3. “A emancipação do trabalho exige que os meios de trabalho elevem-se a patrimônio comum da sociedade e que todo o trabalho seja regulado coletivamente, com uma repartição eqüitativa do fruto do trabalho”.
Onde se diz “que os meios de trabalho elevem-se a patrimônio comum”, deveria dizer-se, indubitavelmente, “convertam-se em patrimônio comum”. Isto, porém, só de passagem.
Que é o “fruto do trabalho”? O produto do trabalho, ou seu valor? E neste último caso, o valor total do produto, ou só a parte do valor que o trabalho acrescenta ao valor dos meios de produção consumidos?
Isso de “fruto do trabalho” é uma idéia vaga com que Lassalle eludiu conceitos econômicos concretos.
Que é “repartição eqüitativa”?
Não afirmam os burgueses que a atual repartição é “eqüitativa”? E não é esta, com efeito, a única repartição “eqüitativa” cabível, sobre a base da forma atual de produção? Acaso as relações econômicas são reguladas pelos conceitos jurídicos? Pelo contrário, não são as relações jurídicas que surgem das relações econômicas? Não se forjam, também, os sectários socialistas as mais variadas idéias acerca da repartição “eqüitativa”?
Para saber o que se deve entender aqui pela frase “repartição eqüitativa”, temos que cotejar este parágrafo com o primeiro. O parágrafo que glosamos supõe uma sociedade na qual os “meios de trabalho são patrimônio comum e todo o trabalho é regulado coletivamente”, enquanto que no primeiro parágrafo vemos que “todos os membros da sociedade têm igual direito a perceber o fruto íntegro do trabalho”.
“Todos os membros da sociedade”? Também os que não trabalham? Onde fica, então, o “fruto íntegro do trabalho”? Ou só os membros da sociedade que trabalham? Onde deixamos, então, o “direito igual” de todos os membros da sociedade?
Entretanto, isto de “todos os membros da sociedade” e “o direito igual” não são, manifestamente, senão frases.
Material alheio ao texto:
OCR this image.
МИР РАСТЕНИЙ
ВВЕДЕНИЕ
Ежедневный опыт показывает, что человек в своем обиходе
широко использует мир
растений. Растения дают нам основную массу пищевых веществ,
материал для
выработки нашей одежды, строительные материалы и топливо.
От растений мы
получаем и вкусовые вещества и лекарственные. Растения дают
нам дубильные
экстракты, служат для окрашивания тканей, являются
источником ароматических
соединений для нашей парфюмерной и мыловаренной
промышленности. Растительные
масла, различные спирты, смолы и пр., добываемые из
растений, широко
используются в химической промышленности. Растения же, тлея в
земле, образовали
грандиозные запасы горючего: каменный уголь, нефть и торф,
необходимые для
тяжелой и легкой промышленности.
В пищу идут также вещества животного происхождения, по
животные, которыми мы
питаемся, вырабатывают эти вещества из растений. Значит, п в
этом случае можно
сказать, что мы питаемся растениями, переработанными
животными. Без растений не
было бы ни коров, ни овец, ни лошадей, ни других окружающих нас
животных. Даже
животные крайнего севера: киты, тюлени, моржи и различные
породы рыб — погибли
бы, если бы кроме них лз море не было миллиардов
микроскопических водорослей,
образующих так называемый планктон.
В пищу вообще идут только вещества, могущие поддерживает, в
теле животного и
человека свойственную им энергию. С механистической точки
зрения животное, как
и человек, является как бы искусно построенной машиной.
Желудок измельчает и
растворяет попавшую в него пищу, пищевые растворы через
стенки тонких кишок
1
O essencial do assunto reside em que, nesta sociedade comunista, todo operário deve obter o “fruto íntegro do trabalho” lassalliano.
Tomemos, em primeiro lugar, as palavras “o fruto do trabalho” no sentido do produto do trabalho; então o fruto do trabalho coletivo será a totalidade do produto social.
Daqui, porém, é preciso deduzir:
Primeiro: uma parte para repor os meios de produção consumidos.
Segundo: uma parte suplementar para ampliar a produção.
Terceiro: o fundo de reserva ou de seguro contra acidentes, transtornos devidos a fenômenos naturais, etc.
Estas deduções do “fruto íntegro do trabalho” constituem uma necessidade econômica e sua magnitude será determinada de acordo com os meios e forças existentes e, em parte, por meio do cálculo de probabilidades; o que não se pode fazer de modo algum é calculá-a partindo da eqüidade.
Fica a parte restante do produto total, destinada a servir de meios de consumo.
Mas, antes dessa parte chegar à repartição individual, dela é preciso deduzir ainda:
Primeiro: as despesas gerais de administração, não concernentes à produção.
Nesta parte se conseguirá, desde o primeiro momento, uma redução oonsiderabilíssima, em comparação com a sociedade atual, redução que irá aumentando à medida que a nova sociedade se desenvolva.
Segundo: a parte que se destine a satisfazer necessidades coletivas, tais como escolas, instituições sanitárias, etc.
Esta parte aumentará consideravelmente desde o primeiro momento, em comparação com a sociedade atual, e irá aumentando à medida que a nova sociedade se desenvolva.
Terceiro: os fundos de manutenção das pessoas não capacitadas para o trabalho, etc.; em uma palavra, o que hoje compete à chamada beneficência oficial.
Só depois disto podemos proceder à “repartição”. Isto é, à única coisa que, sob a influência de Lassalle e com uma concepção estreita, o programa tem presente, ou seja, a parte dos meios de consumo que será repartida entre os produtores individuais da coletividade.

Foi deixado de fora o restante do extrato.